There’s a nice ebb and flow to the album, from the upbeat to the downbeat. Reflective, acoustic laments like ‘When You’re Young’ and ‘Revelations’ rub (leather) shoulders with funky 70’s groovers such as ‘Do You Really Wanna Know’ and the overly cool ‘Dead On’, 2 tunes that deserve to be jammed out by cool cats in smoky bars, while whores hustle and hustlers whore around them.

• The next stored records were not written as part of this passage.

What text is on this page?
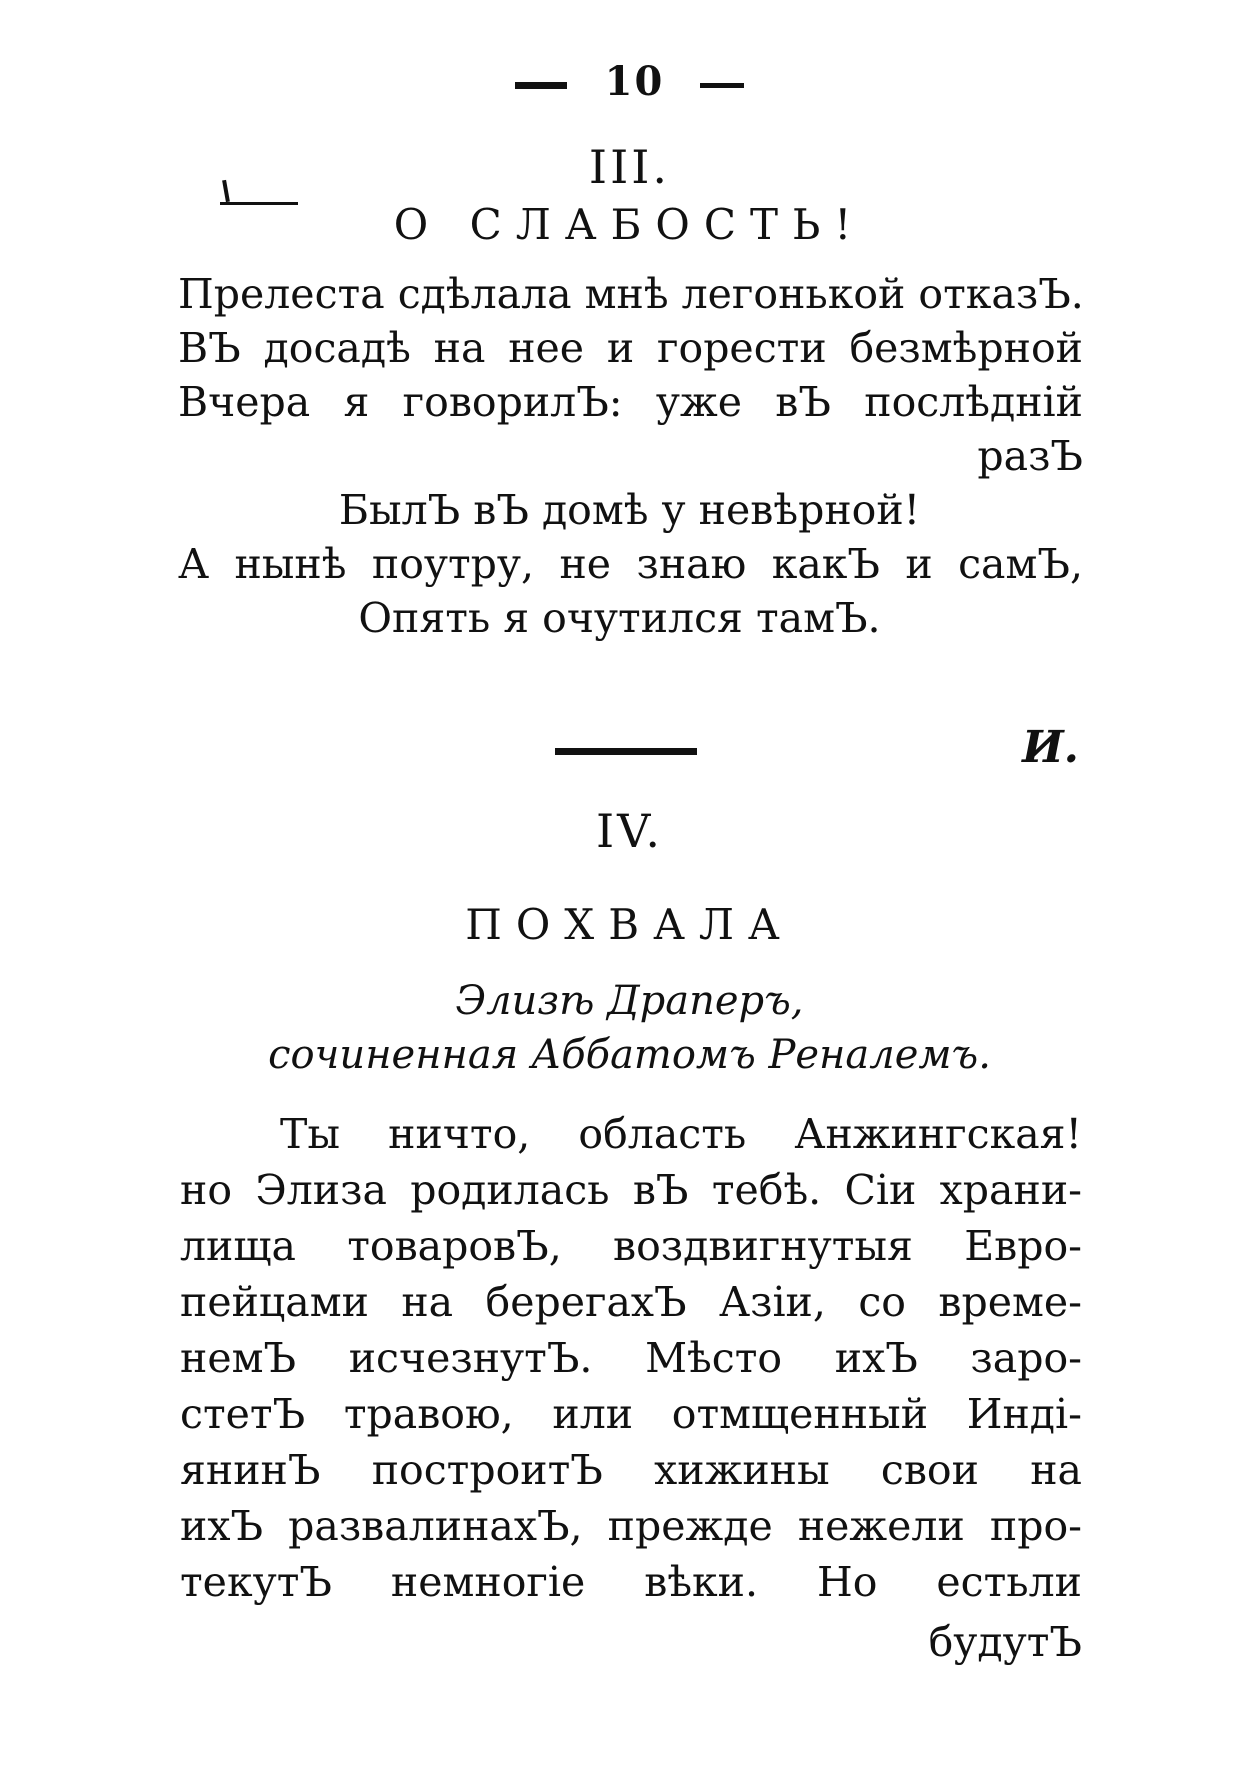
10
III.
О СЛАБОСТЬ!
Прелеста сдѣлала мнѣ легонькой отказЪ.
ВЪ досадѣ на нее и горести безмѣрной
Вчера я говорилЪ: уже вЪ послѣднiй
разЪ
БылЪ вЪ домѣ у невѣрной!
А нынѣ поутру, не знаю какЪ и самЪ,
Опять я очутился тамЪ.
И.
IV.
ПОХВАЛА
Элизѣ Драперъ,
сочиненная Аббатомъ Реналемъ.
Ты ничто, область Анжингская!
но Элиза родилась вЪ тебѣ. Сiи храни-
лища товаровЪ, воздвигнутыя Евро-
пейцами на берегахЪ Азiи, со време-
немЪ исчезнутЪ. Мѣсто ихЪ заро-
стетЪ травою, или отмщенный Индi-
янинЪ построитЪ хижины свои на
ихЪ развалинахЪ, прежде нежели про-
текутЪ немногiе вѣки. Но естьли
будутЪ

The upbeat ‘Chemical Heart’ has the same feel as his version of The Hold Steady’s ‘You Can Make Them Like You’ from the excellent ‘On Your Sleeve’ covers album. Nice stabs of Hammond give this song a quirky burst of energy. It’s one of the coolest on offer, along with ‘Strangers and Thieves’, co-written by Billy Joe Armstrong as part of their Rodeo Queens side project. A euphoric, countrified rock ‘n’ roll blast if ever there was one. Lucinda’s lush backing vocals add depth, great percussion and twangy guitars give a Stonesy ‘All Down The Line’ feel. A much needed dose of urgency.
Jesse’s tales of working class guys, lost love and dreaming of breaking out of the rat race have been popular themes with the guy since D Generation burst onto MTV with ‘No Way Out’, and although the production may have changed, the message is still the same. As he suggests in ‘Shining On’, you gotta keep on, keeping on. “Call me a cab for the last plane to tomorrow” he asks on ‘Promises’ and ‘Grey Skies Look So Blue’ floats along on a summer breeze as Jesse dreams about packing his bags and getting away.
When an artist goes through tumultuous times, when a songwriter experiences heartache or pain, and truly has something to write about, THAT is when they are at their best. Like much of Jesse’s solo work, ‘Sunset Kids’ is a reflective body of work, full of heartfelt tenderness and cool rock ‘n’ roll, but for whatever reason it resonates so much more than his past albums. And with the help of Lucinda Williams, he may well have made the album of his career.